Dari uraian di atas maka muncul permasalahan bagaimana fungsi serikat pekerja atau buruh dalam rangka meningkatkan hubungan industrial di tingkat perusahaan. Hal ini memerlukan suatu kebijaksanaan pemerintah, untuk menjabarkan ketentuan yang ada di dalam UU no. 21 Tahun 2000 dalam peraturan pelaksanaannya. Sampai saat ini belum ada peraturan pelaksana dari UU No. 21 Tahun 2000 sehingga untuk mengatasi kekosongan hukum diperlukan banyak penafsiran hukum diantaranya penafsiran mengenai fungsi serikat pekerja.
II KEBEBASAN BERSERIKAT DAN BERKUMPUL BAGI BURUH
 Alinea ketiga dari Pembukaan UUD 1945 yaitu negara melindungi segenap bangsa dan negara Indonesia. Ketentuan ini dijabarkan lebih lanjut dalam pasal 27 UUD 1945 yaitu setiap warga negara bersamaan kedudukannya dalam hukum dan pemerintahan. Setiap warga negara berhak atas penghasilan dan penghidupan yang layak bagi kemanusiaan. Buruh adalah bagian dari bangsa Indonesia, sehingga berhak pula untuk dilindungi dan mendapatkan penghidupan yang layak.
Salah satu bentuk perlindungan hukum yang diberikan oleh pemerintah bagi buruh adalah adanya jaminan atas kebebasan berserikat dan berkumpul dalam suatu wadah serikat buruh/pekerja. Kemerdekaan berserikat dan berkumpul serta menyampaikan pendapat merupakan hak dasar yang dimiliki oleh warga negara dari suatu negara hukum demokratis yang berkedaulatan rakyat. Hak-hak yang dimiliki manusia berdasarkan martabatnya sebagai manusia dan bukan karena pemberian masyarakat atau negara disebut hak asasi manusia. Hak asasi manusia dalam negara hukum tidak dapat dipisahkan dari ketertiban dan keadilan.
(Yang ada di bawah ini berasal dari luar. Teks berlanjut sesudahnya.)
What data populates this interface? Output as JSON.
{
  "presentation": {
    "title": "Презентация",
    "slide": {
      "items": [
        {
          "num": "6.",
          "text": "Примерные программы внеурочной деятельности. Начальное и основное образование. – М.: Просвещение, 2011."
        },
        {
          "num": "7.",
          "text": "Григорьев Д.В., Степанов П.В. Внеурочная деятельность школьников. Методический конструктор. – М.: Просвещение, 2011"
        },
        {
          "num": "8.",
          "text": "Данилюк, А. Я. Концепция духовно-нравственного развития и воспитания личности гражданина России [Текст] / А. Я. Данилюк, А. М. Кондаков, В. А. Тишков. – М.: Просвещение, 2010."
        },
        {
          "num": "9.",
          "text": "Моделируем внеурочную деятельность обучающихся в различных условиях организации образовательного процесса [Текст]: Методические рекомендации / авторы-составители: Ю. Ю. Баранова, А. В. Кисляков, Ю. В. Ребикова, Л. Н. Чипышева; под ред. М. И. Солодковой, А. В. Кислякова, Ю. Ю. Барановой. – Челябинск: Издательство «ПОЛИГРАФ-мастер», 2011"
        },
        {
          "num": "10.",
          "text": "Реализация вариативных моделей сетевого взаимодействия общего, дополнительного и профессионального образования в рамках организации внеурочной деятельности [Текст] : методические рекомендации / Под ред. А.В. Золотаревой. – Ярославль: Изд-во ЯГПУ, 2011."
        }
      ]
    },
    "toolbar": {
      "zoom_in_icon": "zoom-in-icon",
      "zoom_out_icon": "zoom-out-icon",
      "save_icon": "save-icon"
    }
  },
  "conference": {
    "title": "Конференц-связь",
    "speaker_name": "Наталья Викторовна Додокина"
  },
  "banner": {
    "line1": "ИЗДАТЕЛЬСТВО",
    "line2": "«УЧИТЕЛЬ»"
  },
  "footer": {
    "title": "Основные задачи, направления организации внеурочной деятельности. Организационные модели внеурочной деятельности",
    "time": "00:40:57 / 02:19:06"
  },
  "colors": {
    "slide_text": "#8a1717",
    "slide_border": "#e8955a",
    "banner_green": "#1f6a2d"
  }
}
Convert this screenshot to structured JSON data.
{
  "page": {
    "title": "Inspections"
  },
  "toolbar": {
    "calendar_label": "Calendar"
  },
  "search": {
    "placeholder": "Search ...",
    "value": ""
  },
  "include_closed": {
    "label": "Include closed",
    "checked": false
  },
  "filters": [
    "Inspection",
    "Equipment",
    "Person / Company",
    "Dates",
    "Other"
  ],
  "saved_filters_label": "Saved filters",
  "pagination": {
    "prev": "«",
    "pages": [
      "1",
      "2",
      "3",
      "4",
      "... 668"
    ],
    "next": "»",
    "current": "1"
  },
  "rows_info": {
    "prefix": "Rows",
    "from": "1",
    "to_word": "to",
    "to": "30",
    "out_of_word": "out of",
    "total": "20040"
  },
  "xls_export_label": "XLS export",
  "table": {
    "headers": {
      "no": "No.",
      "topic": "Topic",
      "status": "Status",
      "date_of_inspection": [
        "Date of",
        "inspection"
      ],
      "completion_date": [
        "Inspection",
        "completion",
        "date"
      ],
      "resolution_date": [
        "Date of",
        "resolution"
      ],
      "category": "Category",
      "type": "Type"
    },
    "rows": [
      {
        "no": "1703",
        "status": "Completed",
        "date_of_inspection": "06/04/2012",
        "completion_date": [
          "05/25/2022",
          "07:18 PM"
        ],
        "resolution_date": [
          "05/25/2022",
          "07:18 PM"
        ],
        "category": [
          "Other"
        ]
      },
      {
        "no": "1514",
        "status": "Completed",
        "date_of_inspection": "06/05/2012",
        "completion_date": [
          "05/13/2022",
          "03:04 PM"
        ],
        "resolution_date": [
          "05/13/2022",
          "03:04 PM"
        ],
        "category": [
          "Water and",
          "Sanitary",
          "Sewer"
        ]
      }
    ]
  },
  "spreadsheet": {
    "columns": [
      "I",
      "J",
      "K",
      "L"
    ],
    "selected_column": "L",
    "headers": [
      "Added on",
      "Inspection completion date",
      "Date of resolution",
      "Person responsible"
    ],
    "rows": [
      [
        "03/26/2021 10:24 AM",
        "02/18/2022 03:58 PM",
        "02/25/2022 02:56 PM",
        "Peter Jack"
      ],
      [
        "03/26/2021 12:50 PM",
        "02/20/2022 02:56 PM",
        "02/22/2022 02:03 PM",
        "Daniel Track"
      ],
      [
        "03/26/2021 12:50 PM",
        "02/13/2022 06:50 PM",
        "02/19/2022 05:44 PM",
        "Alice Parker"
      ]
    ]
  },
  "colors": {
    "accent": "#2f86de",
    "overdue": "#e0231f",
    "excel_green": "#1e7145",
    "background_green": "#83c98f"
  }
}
Pengakuan atas negara hukum salah satu tujuannya melindungi hak asasi manusia, berarti hak dan sekaligus kemerdekaan atau kebebasan perorangan diakui, dihormati dan dijunjung tinggi. Pengakuan dan perlindungan terhadap hak asasi manusia mendapat tempat utama dan dapat dikatakan sebagai tujuan dari negara hukum.
Keberadaan serikat buruh atau pekerja pada masa Orde Baru belum memenuhi prinsip dasar serikat buruh. Prinsip dasar serikat buruh ada tiga yaitu kesatuan, mandiri dan demokratis. Tiga prinsip dasar serikat buruh itu belum dapat dilaksanakan dengan penuh pada masa Orde Baru karena serikat buruh yang diakui saat itu hanya ada satu yaitu serikat buruh seluruh Indonesia (SPSI). Upaya pemerintah selanjutnya untuk memberikan jaminan kebebasan berserikat dan berkumpul bagi buruh dituangkan dalam Undang- Undang No. 21 tahun 2000 tentang Serikat Pekerja/Buruh.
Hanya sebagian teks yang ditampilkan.